Moritz Röver packt bei der Kleider-, Hygieneartikel- und Essensausgabe mit an.

Moritz Röver ©Malte Schierenberg

©Malte Schierenberg

Wie engagierst du dich für Flüchtlinge?

Sofern es die Zeit zulässt, helfe ich in den von den Johannitern betreuten Unterkünften in Lübeck, indem ich bei der Kleider-, Hygieneartikel- und Essensausgabe mit anpacke oder kleine organisatorische Aufgaben übernehme, wie zum Beispiel Arzttermine koordinieren oder Fahrkarten verteilen. Auch in der sozialen Betreuung bin ich aktiv: Ich spiele mit den Kids, führe Gespräche mit den Flüchtlingen.
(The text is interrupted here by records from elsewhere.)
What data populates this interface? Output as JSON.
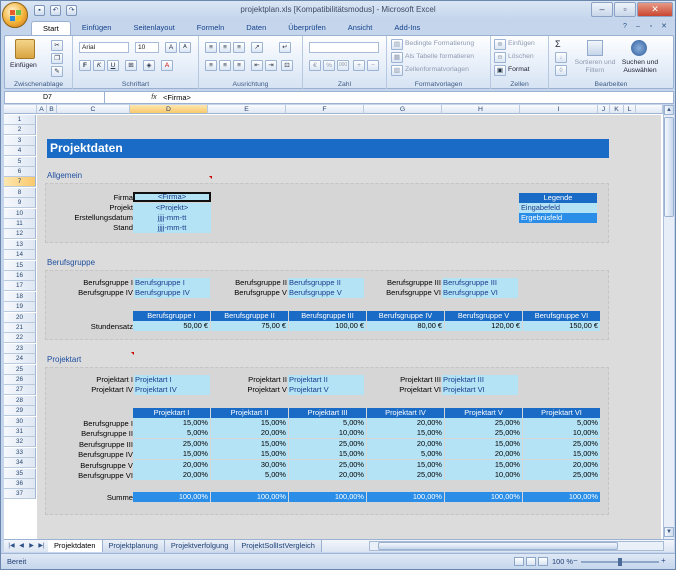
{
  "app": {
    "title": "projektplan.xls  [Kompatibilitätsmodus]  -  Microsoft Excel",
    "qat": [
      "save-icon",
      "undo-icon",
      "redo-icon"
    ],
    "win_ctrls": [
      "–",
      "▫",
      "✕"
    ],
    "ribbon_ctrls": [
      "?",
      "–",
      "▫",
      "✕"
    ]
  },
  "ribbon": {
    "tabs": [
      "Start",
      "Einfügen",
      "Seitenlayout",
      "Formeln",
      "Daten",
      "Überprüfen",
      "Ansicht",
      "Add-Ins"
    ],
    "groups": {
      "clipboard": {
        "label": "Zwischenablage",
        "paste": "Einfügen"
      },
      "font": {
        "label": "Schriftart",
        "font_name": "Arial",
        "font_size": "10",
        "bold": "F",
        "italic": "K",
        "underline": "U",
        "grow": "A",
        "shrink": "A"
      },
      "alignment": {
        "label": "Ausrichtung"
      },
      "number": {
        "label": "Zahl",
        "format": "%",
        "thousands": "000"
      },
      "styles": {
        "label": "Formatvorlagen",
        "conditional": "Bedingte Formatierung",
        "as_table": "Als Tabelle formatieren",
        "cell_styles": "Zellenformatvorlagen"
      },
      "cells": {
        "label": "Zellen",
        "insert": "Einfügen",
        "delete": "Löschen",
        "format": "Format"
      },
      "editing": {
        "label": "Bearbeiten",
        "sigma": "Σ",
        "sort": "Sortieren und Filtern",
        "find": "Suchen und Auswählen"
      }
    }
  },
  "formula_bar": {
    "name_box": "D7",
    "fx": "fx",
    "content": "<Firma>"
  },
  "grid": {
    "columns": [
      "A",
      "B",
      "C",
      "D",
      "E",
      "F",
      "G",
      "H",
      "I",
      "J",
      "K",
      "L"
    ],
    "rows": [
      "1",
      "2",
      "3",
      "4",
      "5",
      "6",
      "7",
      "8",
      "9",
      "10",
      "11",
      "12",
      "13",
      "14",
      "15",
      "16",
      "17",
      "18",
      "19",
      "20",
      "21",
      "22",
      "23",
      "24",
      "25",
      "26",
      "27",
      "28",
      "29",
      "30",
      "31",
      "32",
      "33",
      "34",
      "35",
      "36",
      "37"
    ],
    "selected_col": "D",
    "selected_row": "7"
  },
  "sheet": {
    "banner": "Projektdaten",
    "allgemein": {
      "title": "Allgemein",
      "fields": [
        {
          "label": "Firma",
          "value": "<Firma>"
        },
        {
          "label": "Projekt",
          "value": "<Projekt>"
        },
        {
          "label": "Erstellungsdatum",
          "value": "jjjj-mm-tt"
        },
        {
          "label": "Stand",
          "value": "jjjj-mm-tt"
        }
      ]
    },
    "legend": {
      "title": "Legende",
      "input": "Eingabefeld",
      "output": "Ergebnisfeld"
    },
    "berufsgruppe": {
      "title": "Berufsgruppe",
      "pairs": [
        {
          "label": "Berufsgruppe I",
          "value": "Berufsgruppe I"
        },
        {
          "label": "Berufsgruppe II",
          "value": "Berufsgruppe II"
        },
        {
          "label": "Berufsgruppe III",
          "value": "Berufsgruppe III"
        },
        {
          "label": "Berufsgruppe IV",
          "value": "Berufsgruppe IV"
        },
        {
          "label": "Berufsgruppe V",
          "value": "Berufsgruppe V"
        },
        {
          "label": "Berufsgruppe VI",
          "value": "Berufsgruppe VI"
        }
      ],
      "headers": [
        "Berufsgruppe I",
        "Berufsgruppe II",
        "Berufsgruppe III",
        "Berufsgruppe IV",
        "Berufsgruppe V",
        "Berufsgruppe VI"
      ],
      "rate_label": "Stundensatz",
      "rates": [
        "50,00 €",
        "75,00 €",
        "100,00 €",
        "80,00 €",
        "120,00 €",
        "150,00 €"
      ]
    },
    "projektart": {
      "title": "Projektart",
      "pairs": [
        {
          "label": "Projektart I",
          "value": "Projektart I"
        },
        {
          "label": "Projektart II",
          "value": "Projektart II"
        },
        {
          "label": "Projektart III",
          "value": "Projektart III"
        },
        {
          "label": "Projektart IV",
          "value": "Projektart IV"
        },
        {
          "label": "Projektart V",
          "value": "Projektart V"
        },
        {
          "label": "Projektart VI",
          "value": "Projektart VI"
        }
      ],
      "headers": [
        "Projektart I",
        "Projektart II",
        "Projektart III",
        "Projektart IV",
        "Projektart V",
        "Projektart VI"
      ],
      "rows": [
        {
          "label": "Berufsgruppe I",
          "values": [
            "15,00%",
            "15,00%",
            "5,00%",
            "20,00%",
            "25,00%",
            "5,00%"
          ]
        },
        {
          "label": "Berufsgruppe II",
          "values": [
            "5,00%",
            "20,00%",
            "10,00%",
            "15,00%",
            "25,00%",
            "10,00%"
          ]
        },
        {
          "label": "Berufsgruppe III",
          "values": [
            "25,00%",
            "15,00%",
            "25,00%",
            "20,00%",
            "15,00%",
            "25,00%"
          ]
        },
        {
          "label": "Berufsgruppe IV",
          "values": [
            "15,00%",
            "15,00%",
            "15,00%",
            "5,00%",
            "20,00%",
            "15,00%"
          ]
        },
        {
          "label": "Berufsgruppe V",
          "values": [
            "20,00%",
            "30,00%",
            "25,00%",
            "15,00%",
            "15,00%",
            "20,00%"
          ]
        },
        {
          "label": "Berufsgruppe VI",
          "values": [
            "20,00%",
            "5,00%",
            "20,00%",
            "25,00%",
            "10,00%",
            "25,00%"
          ]
        }
      ],
      "sum_label": "Summe",
      "sums": [
        "100,00%",
        "100,00%",
        "100,00%",
        "100,00%",
        "100,00%",
        "100,00%"
      ]
    }
  },
  "sheet_tabs": [
    "Projektdaten",
    "Projektplanung",
    "Projektverfolgung",
    "ProjektSollIstVergleich"
  ],
  "active_tab": "Projektdaten",
  "status": {
    "text": "Bereit",
    "zoom": "100 %"
  }
}
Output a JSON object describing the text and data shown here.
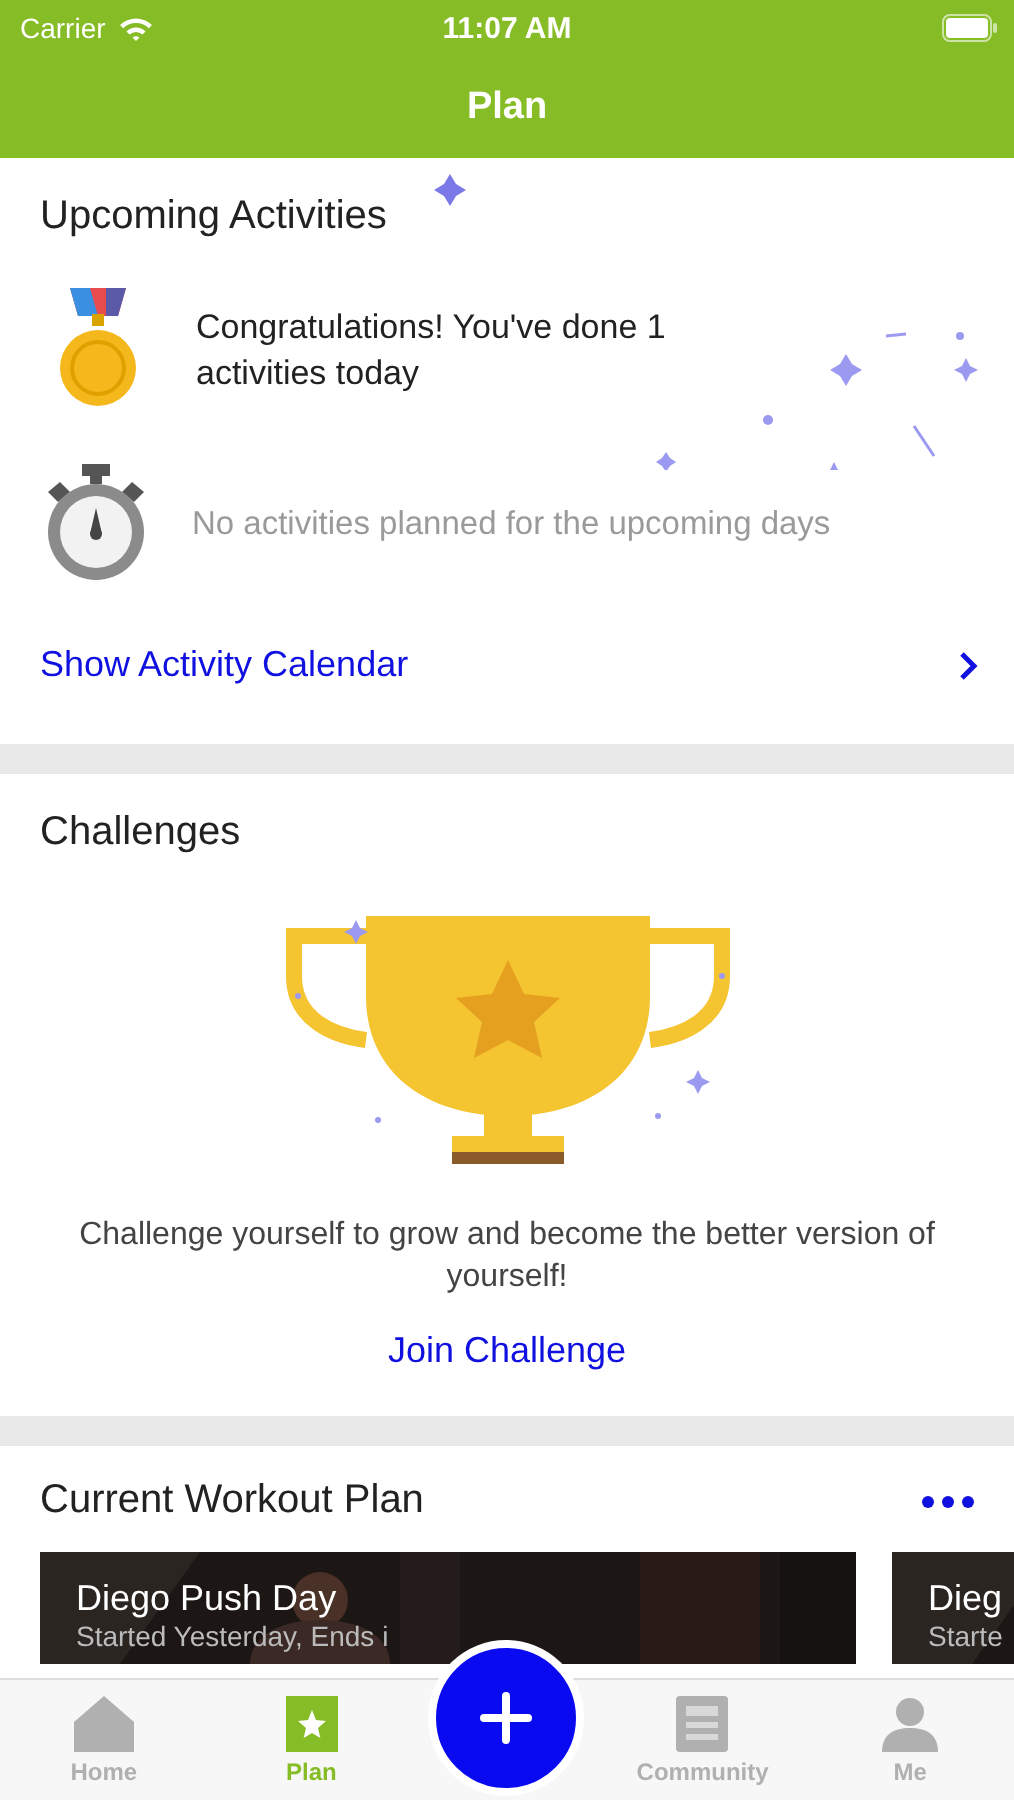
{
  "status_bar": {
    "carrier": "Carrier",
    "time": "11:07 AM"
  },
  "nav_bar": {
    "title": "Plan"
  },
  "upcoming": {
    "title": "Upcoming Activities",
    "items": [
      {
        "kind": "medal",
        "text": "Congratulations! You've done 1 activities today",
        "muted": false
      },
      {
        "kind": "stopwatch",
        "text": "No activities planned for the upcoming days",
        "muted": true
      }
    ],
    "link": "Show Activity Calendar"
  },
  "challenges": {
    "title": "Challenges",
    "message": "Challenge yourself to grow and become the better version of yourself!",
    "action": "Join Challenge"
  },
  "workout_plan": {
    "title": "Current Workout Plan",
    "cards": [
      {
        "kind": "picture",
        "title": "Diego Push Day",
        "subtitle": "Started Yesterday, Ends i"
      },
      {
        "kind": "picture",
        "title": "Dieg",
        "subtitle": "Starte"
      }
    ]
  },
  "tab_bar": {
    "items": [
      {
        "kind": "home",
        "label": "Home",
        "selected": false
      },
      {
        "kind": "plan",
        "label": "Plan",
        "selected": true
      },
      {
        "kind": "add",
        "selected": false
      },
      {
        "kind": "community",
        "label": "Community",
        "selected": false
      },
      {
        "kind": "me",
        "label": "Me",
        "selected": false
      }
    ]
  }
}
Darüber hinaus engagiere ich mich privat mit Sachspenden. Über die JJ-Facebook-Seite des Landesverbandes Nord versorge ich Mitglieder und Fans mit Infos über unser Engagement.

Was fordert dich am meisten?

Am schwierigsten ist es, bei der Verteilung der Spenden und Artikel auf Gerechtigkeit zu achten und dabei notfalls auch "nein" zu sagen, damit alle etwas bekommen. Außerdem fordert mich mein eigenes Zeitmanagement sehr: Ich möchte gerne viel helfen, aber mein Studium und mein Nebenjob bedürfen auch viel Zeit.

Was motiviert Dich?

Die sehr einfache, aber tiefe Dankbarkeit der geflüchteten Menschen, die den Einsatz der Helferinnen und Helfer sehr zu schätzen wissen und das oft und herzlich zeigen, motiviert mich sehr. Großartig finde ich es, wenn die Refugees selbst mithelfen: Beim gemeinsamen Sortieren von Kleiderspenden zum Beispiel hatte ich schon viel Spaß und interessante Gespräche mit einer syrischen Familie.